Поскольку «Митридат» будет в центре внимания во второй части нашего исследования, я не буду представлять его заранее. Здесь отмечу лишь несколько деталей, непосредственно следующих из текста письма: они сообщают кое-что о том, как проходила работа над составлением книги, т. е. характеризовали образ деятельности ученого. Во-первых, из просьбы Гесснера следует, что он не поставил точку в исследовании «различий» языков («differentiae linguarum») в 1555 г., с появлением публикации «Митридата», и продолжал его, полагаясь на помощь своих корреспондентов, причем новые материалы должны были стать дополнениями к уже имевшемуся тексту, то есть основа и концепция книги оставались прежними. Во-вторых, примечательно определение, которое автор дал своему труду, – «говорящий на многих языках» (πολύγλωττος17); эта способность была важнейшим дифференциальным (жанровым) признаком книг-полиглотов; существенную роль в «полиглоссии» играли языковые «образцы». В-третьих, изучение языков являлось для Гесснера своего рода πάρεργον, дополнительным занятием, наряду с деятельностью городского врача и насущными заботами члена Республики ученых; материал о языках собирался по случаю, с оказией. Представляется, что все три аспекта, несомненно связанные с биографией Гесснера (которая будет изложена в Главе 3), имели также более общее значение и существенным образом отличали практику изучения языков и их сопоставления в раннее Новое время.

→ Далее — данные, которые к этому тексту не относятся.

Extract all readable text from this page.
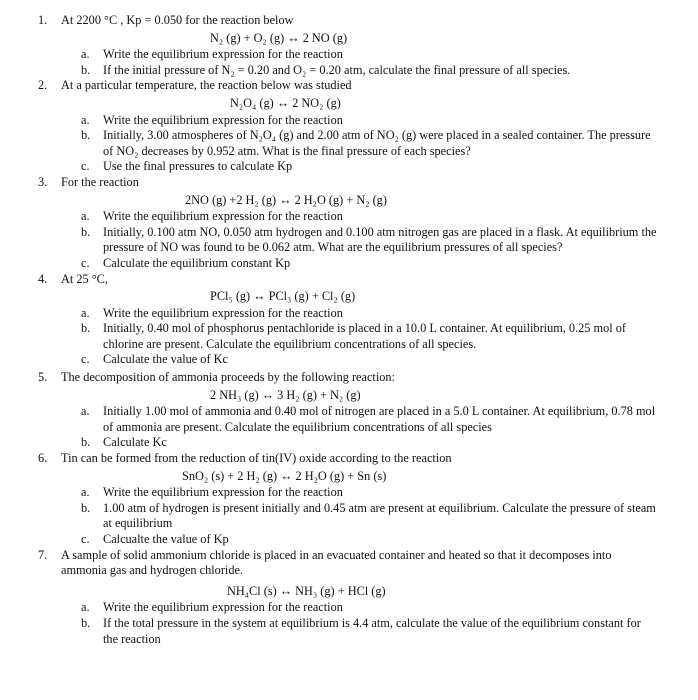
1. At 2200 °C , Kp = 0.050 for the reaction below
N₂ (g) + O₂ (g) ↔ 2 NO (g)
a. Write the equilibrium expression for the reaction
b. If the initial pressure of N₂ = 0.20 and O₂ = 0.20 atm, calculate the final pressure of all species.
2. At a particular temperature, the reaction below was studied
N₂O₄ (g) ↔ 2 NO₂ (g)
a. Write the equilibrium expression for the reaction
b. Initially, 3.00 atmospheres of N₂O₄ (g) and 2.00 atm of NO₂ (g) were placed in a sealed container. The pressure of NO₂ decreases by 0.952 atm. What is the final pressure of each species?
c. Use the final pressures to calculate Kp
3. For the reaction
2NO (g) +2 H₂ (g) ↔ 2 H₂O (g) + N₂ (g)
a. Write the equilibrium expression for the reaction
b. Initially, 0.100 atm NO, 0.050 atm hydrogen and 0.100 atm nitrogen gas are placed in a flask. At equilibrium the pressure of NO was found to be 0.062 atm. What are the equilibrium pressures of all species?
c. Calculate the equilibrium constant Kp
4. At 25 °C,
PCl₅ (g) ↔ PCl₃ (g) + Cl₂ (g)
a. Write the equilibrium expression for the reaction
b. Initially, 0.40 mol of phosphorus pentachloride is placed in a 10.0 L container. At equilibrium, 0.25 mol of chlorine are present. Calculate the equilibrium concentrations of all species.
c. Calculate the value of Kc
5. The decomposition of ammonia proceeds by the following reaction:
2 NH₃ (g) ↔ 3 H₂ (g) + N₂ (g)
a. Initially 1.00 mol of ammonia and 0.40 mol of nitrogen are placed in a 5.0 L container. At equilibrium, 0.78 mol of ammonia are present. Calculate the equilibrium concentrations of all species
b. Calculate Kc
6. Tin can be formed from the reduction of tin(IV) oxide according to the reaction
SnO₂ (s) + 2 H₂ (g) ↔ 2 H₂O (g) + Sn (s)
a. Write the equilibrium expression for the reaction
b. 1.00 atm of hydrogen is present initially and 0.45 atm are present at equilibrium. Calculate the pressure of steam at equilibrium
c. Calcualte the value of Kp
7. A sample of solid ammonium chloride is placed in an evacuated container and heated so that it decomposes into ammonia gas and hydrogen chloride.
NH₄Cl (s) ↔ NH₃ (g) + HCl (g)
a. Write the equilibrium expression for the reaction
b. If the total pressure in the system at equilibrium is 4.4 atm, calculate the value of the equilibrium constant for the reaction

Авторы первых трудов о языках мира охотно черпали готовый материал из доступных литературных источников. Однако интересы ученых-предшественников, работавших в Античности и Средние века, редко касались языков за пределами «цивилизованного» мира, говорившего и уж точно писавшего на латыни и греческом. В результате эти языки ученым-гуманистам XVI в. приходилось «открывать» заново. Постепенно в поле их зрения попали восточные языки оригинала и древних переводов Библии, новые языки европейских народов (независимо от их литературных достоинств), а также языки далеких земель, ставших объектом европейской колонизации. Чтобы получать сведения о языках и диалектах, обойденных вниманием классической традиции, требовалось совершать путешествия, работать с информантами, обмениваться письмами с другими учеными, читать документы, хранящиеся в архивах. Все эти типы источников то и дело упоминаются в тексте книг-полиглотов (как я буду называть их, используя аутентичный термин из приложения к «Митридату»18, повторенный затем в письме Гесснера).
Что же представляли собой такие книги? Если обратиться к титульным листам изданий, мы обнаружим самые разные жанровые определения – «алфавит», «введение», «комментарий», «сокровищница» и т. д. С некоторой осторожностью их можно определить как лингвистические справочники, имея при этом в виду, что содержательно они заметно отличались от привычных нам справочных изданий, подразумевающих алфавитное или систематическое расположение материала, наличие заголовочных слов и дефиниций, библиографических списков и т. д. История книг-полиглотов отражала поиск формы для нового научного материала – сведений об известных языках мира, число которых постоянно росло. Для обозначения самого факта их существования и классификации языков не хватало известных прежде и узаконенных рамок – латинской грамматики, словаря, комментария к Библии или истории народов. Разумеется, постоянно делались попытки применить эти дискурсы к описанию языкового многообразия: этимологии слов и само возникновение языков связывались с историческими и легендарными событиями, составлялись многоязычные лексиконы и т. д. Однако языковой материал поступал в Западную Европу в столь значительном объеме, что начал образовывать некий самостоятельный предмет, для полноценного изучения которого в науке еще не было инструментов и метода.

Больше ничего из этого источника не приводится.